The objectives of this study were to determine whether IRE and KSE are similar quantities mathematically, and whether IRE, KSE, and BI provide the same information about the dynamics of blocking. A very strong blocking event that occurred in the Pacific Ocean Basin during the winter of 2013–2014 and another strong event occurring over the same region during February and March 2017 were selected for study to demonstrate the utility of the methods provided here, and to compare with other recent publications which examined these events [13,32,35]. The first objective was met in section two by describing the development of KSE and comparing expressions of IRE and KSE.

Blocking can develop very rapidly and models often fail to anticipate its onset and/or decay, especially decay after about ten days [39]. These results corroborate such studies and suggests that the predictability of the mid-block intensification periods would have been low after the onset period, and similar to [35,39], predict that the approximate decay period for both events could only be achieved with low confidence. Since blocking is maintained by vigorously developing, upstream, synoptic-scale, extratropical cyclones during the block lifecycle ([1,35,36] and many others), the time-scale for predictability of the onset, mid-life intensification, and decay of blocking may be limited to that of synoptic-scale cyclones. This may be an inherent characteristic of blocking, which indicates that we can expect limited progress in blocking predictability based on today’s understanding of these events as well as the modeling currently available to the community.

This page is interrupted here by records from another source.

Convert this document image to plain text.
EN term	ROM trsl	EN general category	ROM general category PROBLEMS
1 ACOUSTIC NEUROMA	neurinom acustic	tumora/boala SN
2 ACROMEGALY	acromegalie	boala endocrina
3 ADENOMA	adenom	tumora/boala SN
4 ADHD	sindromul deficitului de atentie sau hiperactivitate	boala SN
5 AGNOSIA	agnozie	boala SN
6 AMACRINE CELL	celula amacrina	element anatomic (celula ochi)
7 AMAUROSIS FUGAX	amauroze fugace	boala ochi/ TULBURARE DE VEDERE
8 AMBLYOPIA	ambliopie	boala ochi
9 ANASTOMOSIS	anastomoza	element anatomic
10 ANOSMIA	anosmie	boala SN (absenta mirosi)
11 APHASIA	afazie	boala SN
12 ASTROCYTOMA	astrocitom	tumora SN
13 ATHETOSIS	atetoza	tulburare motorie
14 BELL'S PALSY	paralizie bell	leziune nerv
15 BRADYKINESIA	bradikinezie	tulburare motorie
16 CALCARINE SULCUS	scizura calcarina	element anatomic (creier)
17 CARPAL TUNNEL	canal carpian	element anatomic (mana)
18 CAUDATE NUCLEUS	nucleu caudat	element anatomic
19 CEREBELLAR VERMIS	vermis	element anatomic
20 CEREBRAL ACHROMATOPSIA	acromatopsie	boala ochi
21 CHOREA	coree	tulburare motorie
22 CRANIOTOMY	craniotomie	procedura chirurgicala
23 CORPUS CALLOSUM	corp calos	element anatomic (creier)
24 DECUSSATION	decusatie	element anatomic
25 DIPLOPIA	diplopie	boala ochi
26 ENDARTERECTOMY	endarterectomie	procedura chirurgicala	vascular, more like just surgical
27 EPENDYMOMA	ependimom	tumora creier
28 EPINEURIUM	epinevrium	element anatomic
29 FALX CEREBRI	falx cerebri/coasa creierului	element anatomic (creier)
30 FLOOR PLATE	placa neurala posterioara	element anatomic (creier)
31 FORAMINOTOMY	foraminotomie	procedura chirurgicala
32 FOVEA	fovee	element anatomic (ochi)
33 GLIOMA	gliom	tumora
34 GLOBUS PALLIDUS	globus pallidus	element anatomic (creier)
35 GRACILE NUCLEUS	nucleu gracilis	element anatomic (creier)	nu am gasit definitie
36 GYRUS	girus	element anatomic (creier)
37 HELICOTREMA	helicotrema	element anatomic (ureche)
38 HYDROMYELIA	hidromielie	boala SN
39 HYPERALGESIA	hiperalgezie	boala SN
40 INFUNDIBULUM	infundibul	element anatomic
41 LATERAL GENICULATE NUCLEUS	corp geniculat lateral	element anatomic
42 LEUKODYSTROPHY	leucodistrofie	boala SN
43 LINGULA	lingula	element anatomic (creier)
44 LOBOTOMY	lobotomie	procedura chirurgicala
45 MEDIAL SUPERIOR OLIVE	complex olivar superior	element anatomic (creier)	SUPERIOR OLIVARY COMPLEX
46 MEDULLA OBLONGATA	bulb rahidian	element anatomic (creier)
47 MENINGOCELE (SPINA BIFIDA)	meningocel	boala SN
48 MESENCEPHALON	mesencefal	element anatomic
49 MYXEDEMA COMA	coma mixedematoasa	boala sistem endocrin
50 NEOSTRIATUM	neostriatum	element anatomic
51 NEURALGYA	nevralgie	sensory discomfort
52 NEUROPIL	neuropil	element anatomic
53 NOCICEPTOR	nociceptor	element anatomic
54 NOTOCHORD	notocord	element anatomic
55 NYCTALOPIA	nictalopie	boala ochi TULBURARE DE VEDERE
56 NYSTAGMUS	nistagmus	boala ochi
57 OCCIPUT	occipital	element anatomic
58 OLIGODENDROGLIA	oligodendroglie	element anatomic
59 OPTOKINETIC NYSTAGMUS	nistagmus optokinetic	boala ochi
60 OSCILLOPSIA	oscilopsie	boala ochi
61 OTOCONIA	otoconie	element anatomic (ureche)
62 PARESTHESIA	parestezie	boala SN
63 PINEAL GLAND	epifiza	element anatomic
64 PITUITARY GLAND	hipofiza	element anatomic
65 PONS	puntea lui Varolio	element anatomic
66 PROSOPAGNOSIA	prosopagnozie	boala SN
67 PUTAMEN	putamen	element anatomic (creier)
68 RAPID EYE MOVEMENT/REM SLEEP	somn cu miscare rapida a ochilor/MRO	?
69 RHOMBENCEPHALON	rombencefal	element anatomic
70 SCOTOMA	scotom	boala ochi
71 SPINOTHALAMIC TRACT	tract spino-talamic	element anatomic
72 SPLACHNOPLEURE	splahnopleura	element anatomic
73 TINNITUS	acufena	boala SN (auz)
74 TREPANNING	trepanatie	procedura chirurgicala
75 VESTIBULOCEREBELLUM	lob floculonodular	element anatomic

The results of [14] (and others) demonstrated that while predictability for blocking may be difficult, it is not impossible in a general sense. However, the timing of onset, intensification and decay will be governed by synoptic-scale processes [35,36]. Additionally, Schubert et al. [19] suggested that blocked flows were identifiable using Lyapunov exponents and are more unstable and more difficult to predict in their simplified model. This agrees with [2,12], and the results found here show that the Lyapunov exponents were relatively high at onset and intensification. Here we did not compare the values of IRE or KSE during blocked and non-blocked flow since BI cannot be calculated during non-blocked flows.

The work here also demonstrated that for these blocking events, IRE, KSE, and BI are all relatively large during the mid-block intensification, and suggest similar behavior at block onset. This indicates that each quantity represents a similar dynamic character for the large-scale flow during the life-cycle of this blocking event. Also, the correlation coefficient between BI and IRE, which was even stronger when BI lagged IRE by 24 h for the first event and 72 h for the second event, supports the earlier works of [35,36] on the relationship between upstream cyclogenesis and block development and intensification. The next step in this research will be to study several blocking events [35] and examine the behavior of BI, IRE, and KSE, as well as evaluating the ability of numerical models to capture the evolution of these three quantities during a forecast period of block onset or some other period within the block lifecycle.